Le Maroc se prépare à des faillites d’entreprises record
Un nouveau rapport d’Allianz Trade dresse un tableau inquiétant pour les entreprises marocaines, prédisant une « augmentation des faillites qui pourrait éclipser les niveaux d’avant la pandémie » et même dépasser les chiffres de la crise financière de 2008. Avec environ 16 100 entreprises qui devraient déposer le bilan en 2024, la nation nord-africaine est confrontée à un défi économique important.
Cette augmentation prévue de 13 % par rapport à 2023 représente près du double de la moyenne annuelle des faillites enregistrées entre 2016 et 2019. Le nombre attendu non seulement dépasse les niveaux d’avant la pandémie, mais dépasse également la période tumultueuse de la crise financière mondiale de 2008, soulignant la « gravité du climat économique actuel ». Cette tendance alarmante est attribuée à une confluence de facteurs, notamment les retards de paiement des biens et services, les pressions inflationnistes sur les coûts des matières premières et les répliques persistantes de la pandémie de COVID-19.
La pandémie de COVID-19, bien qu’elle semble être dans le rétroviseur, continue de jeter une longue ombre sur l’économie mondiale.

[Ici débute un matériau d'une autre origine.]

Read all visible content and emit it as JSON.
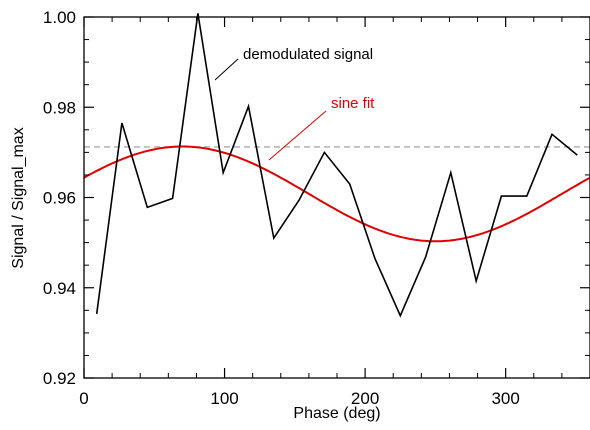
{
  "chart_data": {
    "type": "line",
    "title": "",
    "xlabel": "Phase (deg)",
    "ylabel": "Signal / Signal_max",
    "xlim": [
      0,
      360
    ],
    "ylim": [
      0.92,
      1.0
    ],
    "xticks": [
      0,
      100,
      200,
      300
    ],
    "xtick_labels": [
      "0",
      "100",
      "200",
      "300"
    ],
    "yticks": [
      0.92,
      0.94,
      0.96,
      0.98,
      1.0
    ],
    "ytick_labels": [
      "0.92",
      "0.94",
      "0.96",
      "0.98",
      "1.00"
    ],
    "grid": false,
    "series": [
      {
        "name": "demodulated signal",
        "color": "#000000",
        "x": [
          9,
          27,
          45,
          63,
          81,
          99,
          117,
          135,
          153,
          171,
          189,
          207,
          225,
          243,
          261,
          279,
          297,
          315,
          333,
          351
        ],
        "y": [
          0.9342,
          0.9765,
          0.9578,
          0.9598,
          1.0008,
          0.9655,
          0.9802,
          0.951,
          0.9594,
          0.97,
          0.963,
          0.9465,
          0.9338,
          0.9468,
          0.9655,
          0.9415,
          0.9603,
          0.9603,
          0.974,
          0.9694
        ]
      },
      {
        "name": "sine fit",
        "color": "#e00000",
        "style": "smooth curve",
        "amplitude": 0.0105,
        "offset": 0.9608,
        "peak_phase": 70
      }
    ],
    "reference_line": {
      "y": 0.9712,
      "style": "dashed",
      "color": "#aaaaaa"
    },
    "annotations": [
      {
        "text": "demodulated signal",
        "color": "#000000"
      },
      {
        "text": "sine fit",
        "color": "#e00000"
      }
    ]
  }
}
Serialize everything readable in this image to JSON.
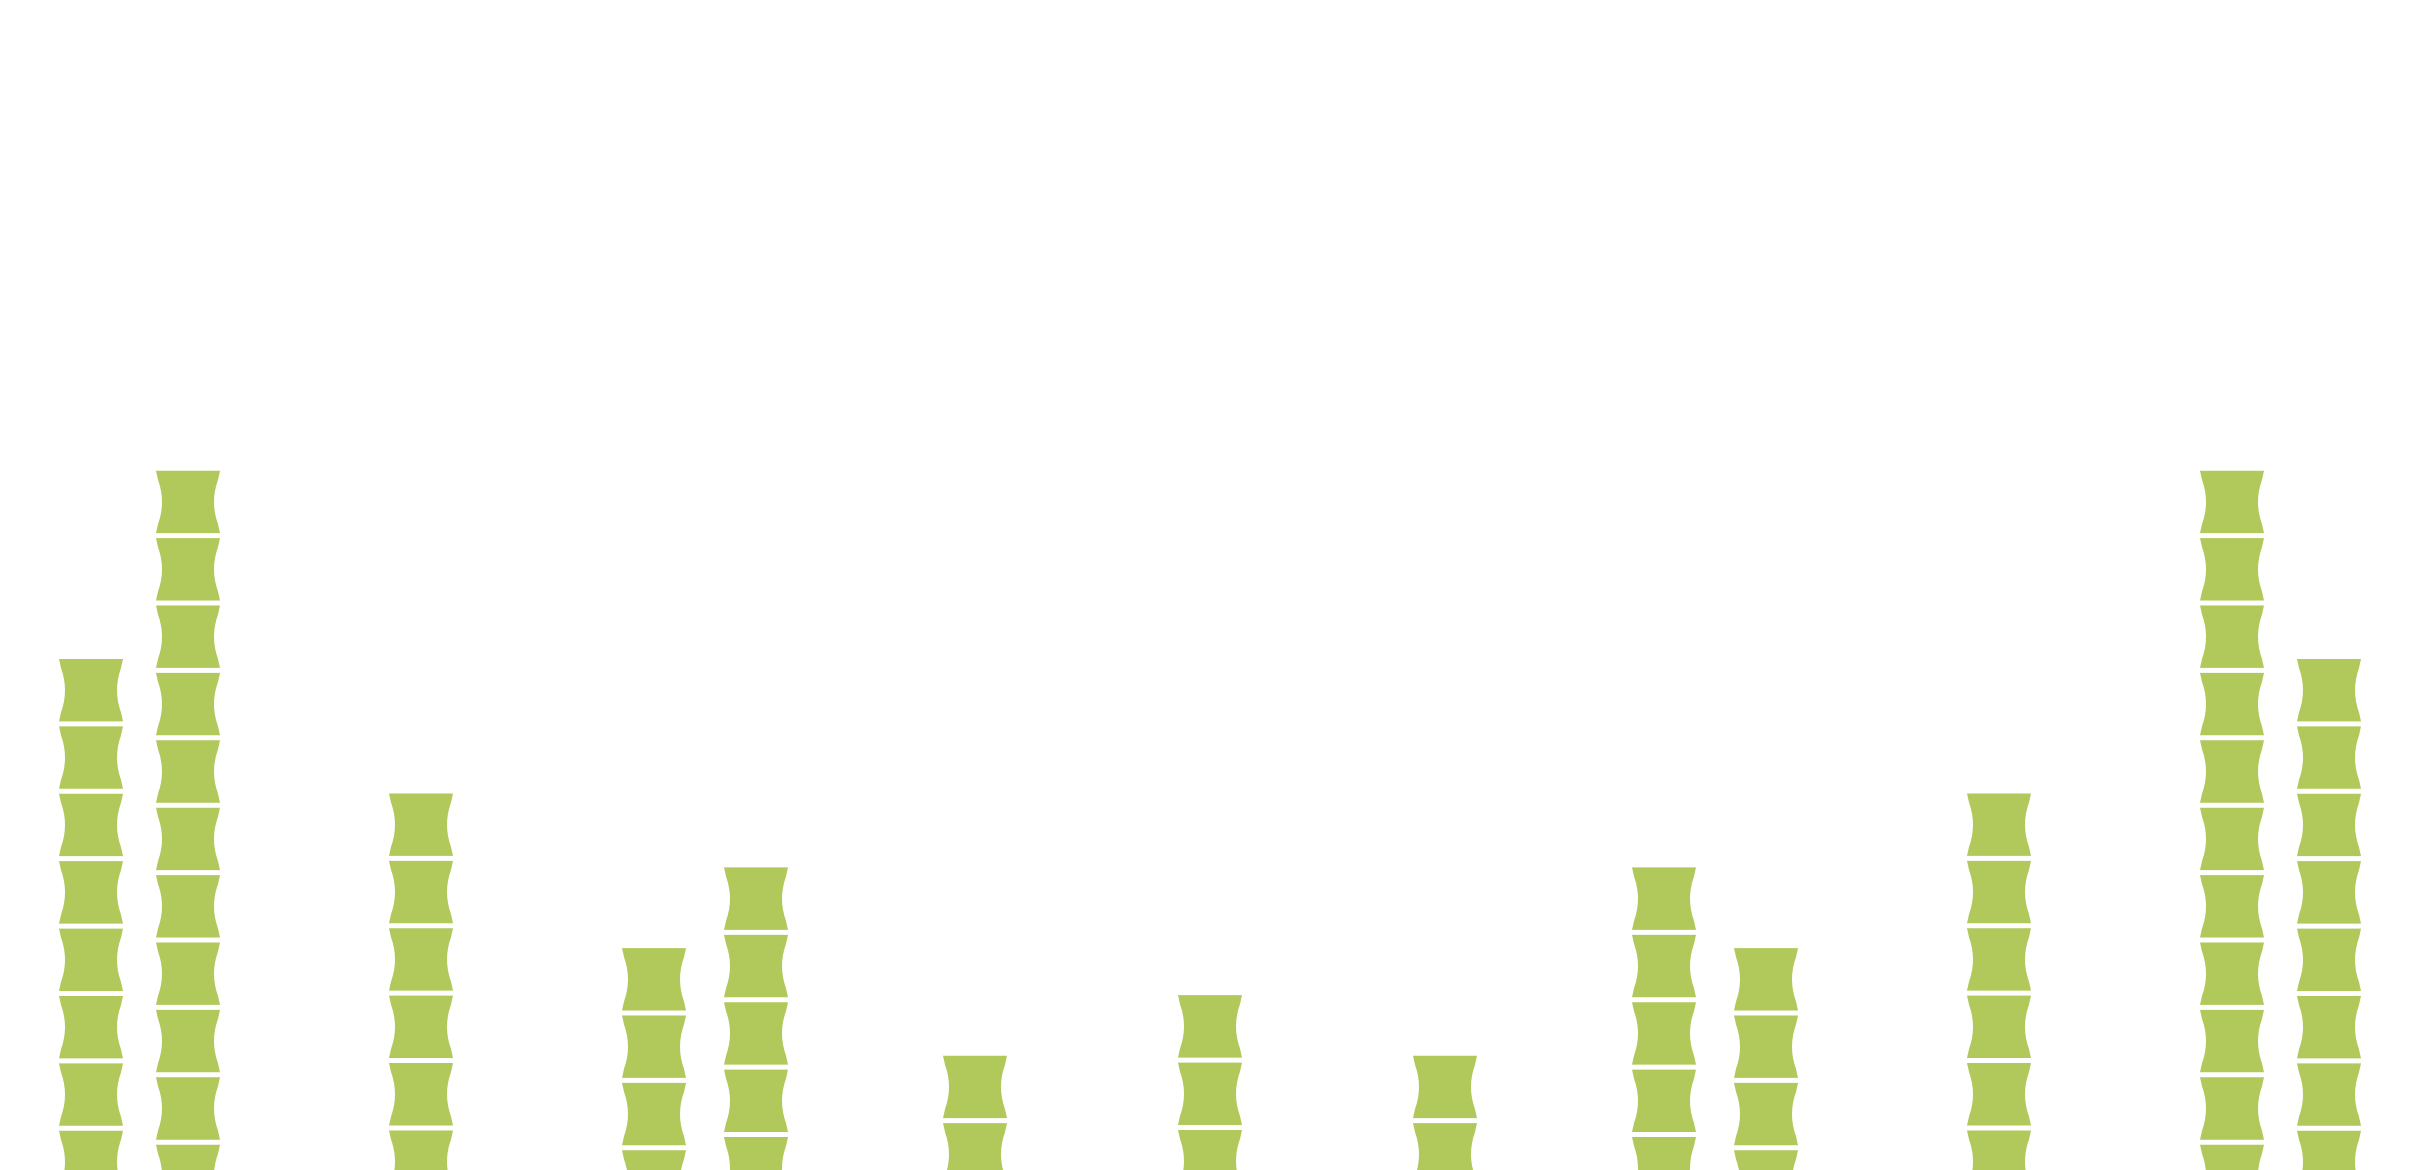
{
  "chart_data": {
    "type": "pictogram-bar",
    "values": [
      7.6,
      10.4,
      5.6,
      3.3,
      4.5,
      1.7,
      2.6,
      1.7,
      4.5,
      3.3,
      5.6,
      10.4,
      7.6
    ],
    "color": "#b0c95a",
    "ylim": [
      0,
      17.4
    ]
  }
}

Le Maroc, comme de nombreux autres pays, a mis en œuvre des mesures de soutien à son secteur privé pendant la pandémie, notamment des garanties de prêt pour faciliter l’accès au financement bancaire. Même si ces mesures ont apporté un soulagement crucial à court terme, elles n’ont pas suffi à empêcher une vague d’insolvabilité. De nombreuses entreprises qui ont bénéficié de ces programmes ont désormais du mal à générer suffisamment de « flux de trésorerie pour assurer le service de leurs dettes », car la croissance économique n’a pas suivi le rythme des dettes accumulées. Cet impact tardif de la pandémie est un facteur clé de l’augmentation prévue des faillites.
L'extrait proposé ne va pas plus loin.